AFTER listening to Ray Mallon expound his crime reduction strategy inside Middlesbrough's frighteningly Gothic - although rather wonderful - Town Hall, I stepped outside and walked past the modern crown court buildings.
Gathered outside the court doors, gasping to light up a fag, was a newly-released defendant and his family group. You could tell who the defendant was because he wore the ill-fitting suit saved specially for weddings, funerals and appearances in the dock.
One of the woman in the group, with smoke streaming out of her nostrils, bellowed at the defendant: "So yous has pled guilty to something you didna do to avoid going to jail."
The defendant inhaled so deeply it looked as if his lungs would burst. Forcing a spout of smoke between his pursed lips, he nodded and muttered: "Yep." A proud grin broke across his features.
So, if he'd pleaded not guilty to something he had not done, he would have gone to jail; if he'd pleaded guilty to something he had done, he would not have gone to jail.
Sometimes it is very hard to understand the concept of justice.
ON the way to Ray Mallon's crime reduction strategy, I had another brush with something that has been worrying me for weeks: the speed camera on the A66.

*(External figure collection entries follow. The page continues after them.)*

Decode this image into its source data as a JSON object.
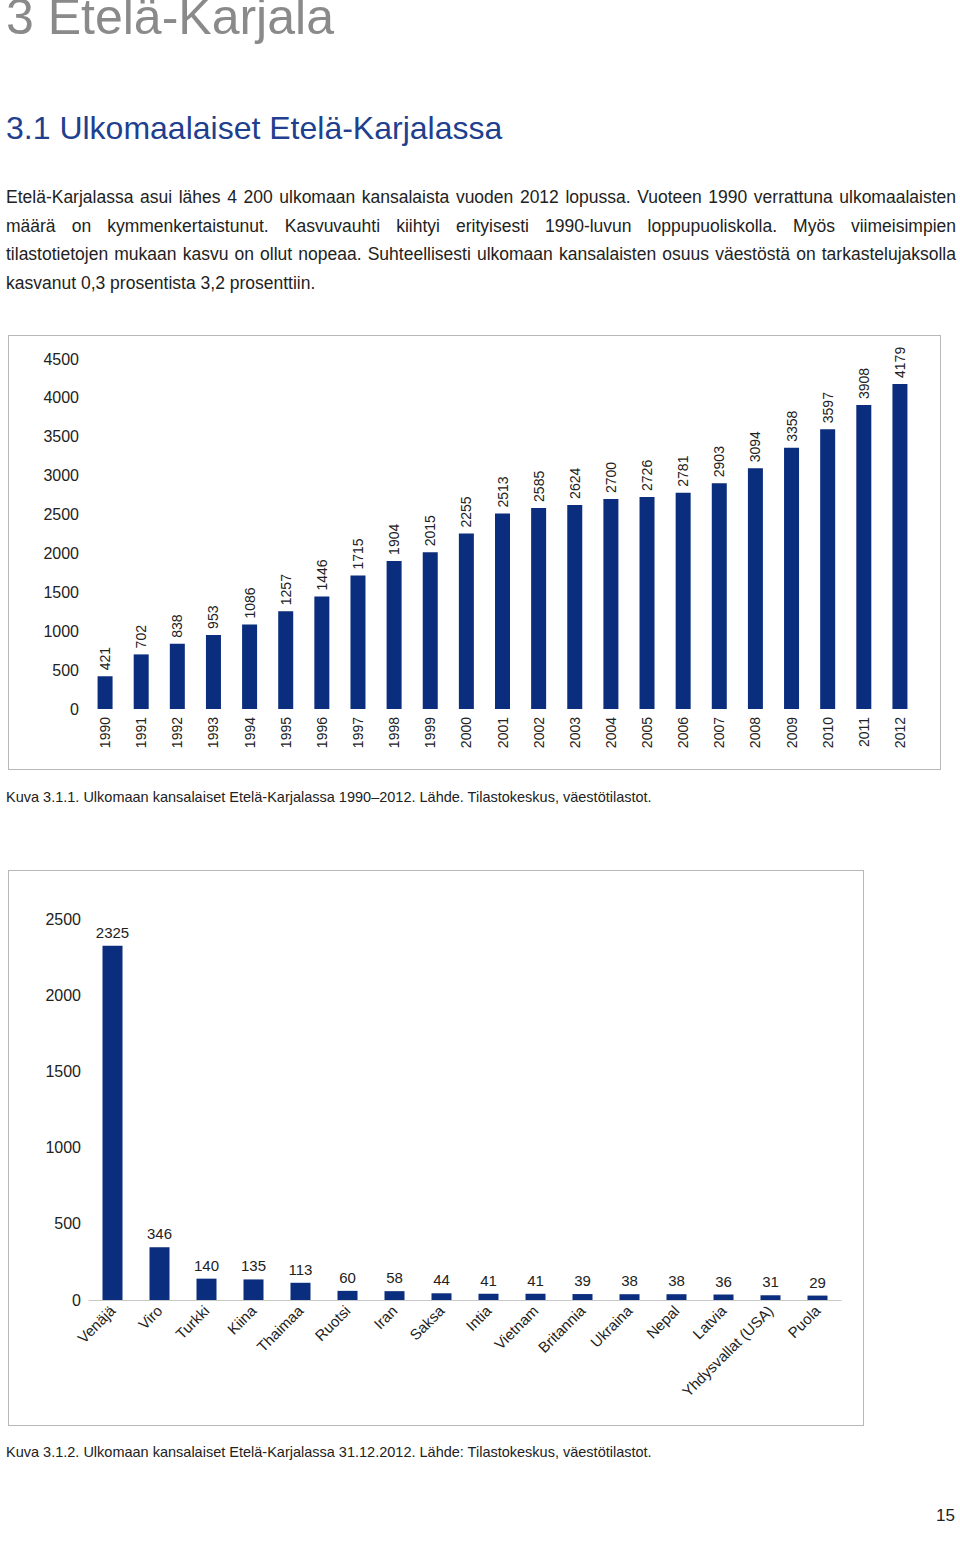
{
  "document": {
    "chapter": "3 Etelä-Karjala",
    "section": "3.1 Ulkomaalaiset Etelä-Karjalassa",
    "paragraph": "Etelä-Karjalassa asui lähes 4 200 ulkomaan kansalaista vuoden 2012 lopussa. Vuoteen 1990 verrattuna ulkomaalaisten määrä on kymmenkertaistunut. Kasvuvauhti kiihtyi erityisesti 1990-luvun loppupuoliskolla. Myös viimeisimpien tilastotietojen mukaan kasvu on ollut nopeaa. Suhteellisesti ulkomaan kansalaisten osuus väestöstä on tarkastelujaksolla kasvanut 0,3 prosentista 3,2 prosenttiin.",
    "page_number": "15"
  },
  "chart_data": [
    {
      "type": "bar",
      "caption": "Kuva 3.1.1. Ulkomaan kansalaiset Etelä-Karjalassa 1990–2012. Lähde. Tilastokeskus, väestötilastot.",
      "categories": [
        "1990",
        "1991",
        "1992",
        "1993",
        "1994",
        "1995",
        "1996",
        "1997",
        "1998",
        "1999",
        "2000",
        "2001",
        "2002",
        "2003",
        "2004",
        "2005",
        "2006",
        "2007",
        "2008",
        "2009",
        "2010",
        "2011",
        "2012"
      ],
      "values": [
        421,
        702,
        838,
        953,
        1086,
        1257,
        1446,
        1715,
        1904,
        2015,
        2255,
        2513,
        2585,
        2624,
        2700,
        2726,
        2781,
        2903,
        3094,
        3358,
        3597,
        3908,
        4179
      ],
      "color": "#0b2d7d",
      "ylim": [
        0,
        4500
      ],
      "yticks": [
        0,
        500,
        1000,
        1500,
        2000,
        2500,
        3000,
        3500,
        4000,
        4500
      ],
      "grid": false,
      "data_labels": true
    },
    {
      "type": "bar",
      "caption": "Kuva 3.1.2. Ulkomaan kansalaiset Etelä-Karjalassa 31.12.2012. Lähde: Tilastokeskus, väestötilastot.",
      "categories": [
        "Venäjä",
        "Viro",
        "Turkki",
        "Kiina",
        "Thaimaa",
        "Ruotsi",
        "Iran",
        "Saksa",
        "Intia",
        "Vietnam",
        "Britannia",
        "Ukraina",
        "Nepal",
        "Latvia",
        "Yhdysvallat (USA)",
        "Puola"
      ],
      "values": [
        2325,
        346,
        140,
        135,
        113,
        60,
        58,
        44,
        41,
        41,
        39,
        38,
        38,
        36,
        31,
        29
      ],
      "color": "#0b2d7d",
      "ylim": [
        0,
        2500
      ],
      "yticks": [
        0,
        500,
        1000,
        1500,
        2000,
        2500
      ],
      "grid": false,
      "data_labels": true
    }
  ]
}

Of course, speeding is wrong and it is dangerous - but in an attempt to stop the danger, the speed camera has created a danger all of its own.
The A66 is a fast dual carriageway between Darlington and Middlesbrough. The slowcoaches travel at 65mph, everyone else goes over 70mph, quite a few over 80mph.
Four or five green lay-bys have been built so that the speed camera can theoretically pop up and surprise the speeders. But every regular driver knows that only two lay-bys are ever used: one on the westbound carriageway between the two Long Newton turn-offs, the other opposite on the eastbound.
So everyone comes careering around the bend into the Long Newton stretch and then, seeing where the camera is, slams on their brakes. Then, they all feel compelled to pull over and form an orderly queue in the inside lane.
You can tell the newcomer to the district: seeing the traffic part in front of him like the Red Sea, he puts his foot down and speeds off joyfully - only to spot the camera at the last second, causing him to brake violently and head towards the inside lane.
Last Wednesday morning, all the slowing down and pulling over caused a couple of tall lorries to sway dangerously, two horns to blow angrily, one finger to shoot up aggressively. Everyone was nose to tail at 59.5mph.
And, as soon as the tyres cross the last of the gradation lines on the road that means the car is beyond the camera's short-sighted eye, the vehicles are back to 70mph and beyond as the drivers try to make up those crucial seconds lost when they were crawling beneath 60mph.
If anyone else erected a device by the roadside which caused people to pull over and slow down - say, a TV showing a porn channel for the men drivers - they'd be ordered to remove it because it was a traffic hazard. A single speed camera, though, is perfectly legal even though it is just as dangerous.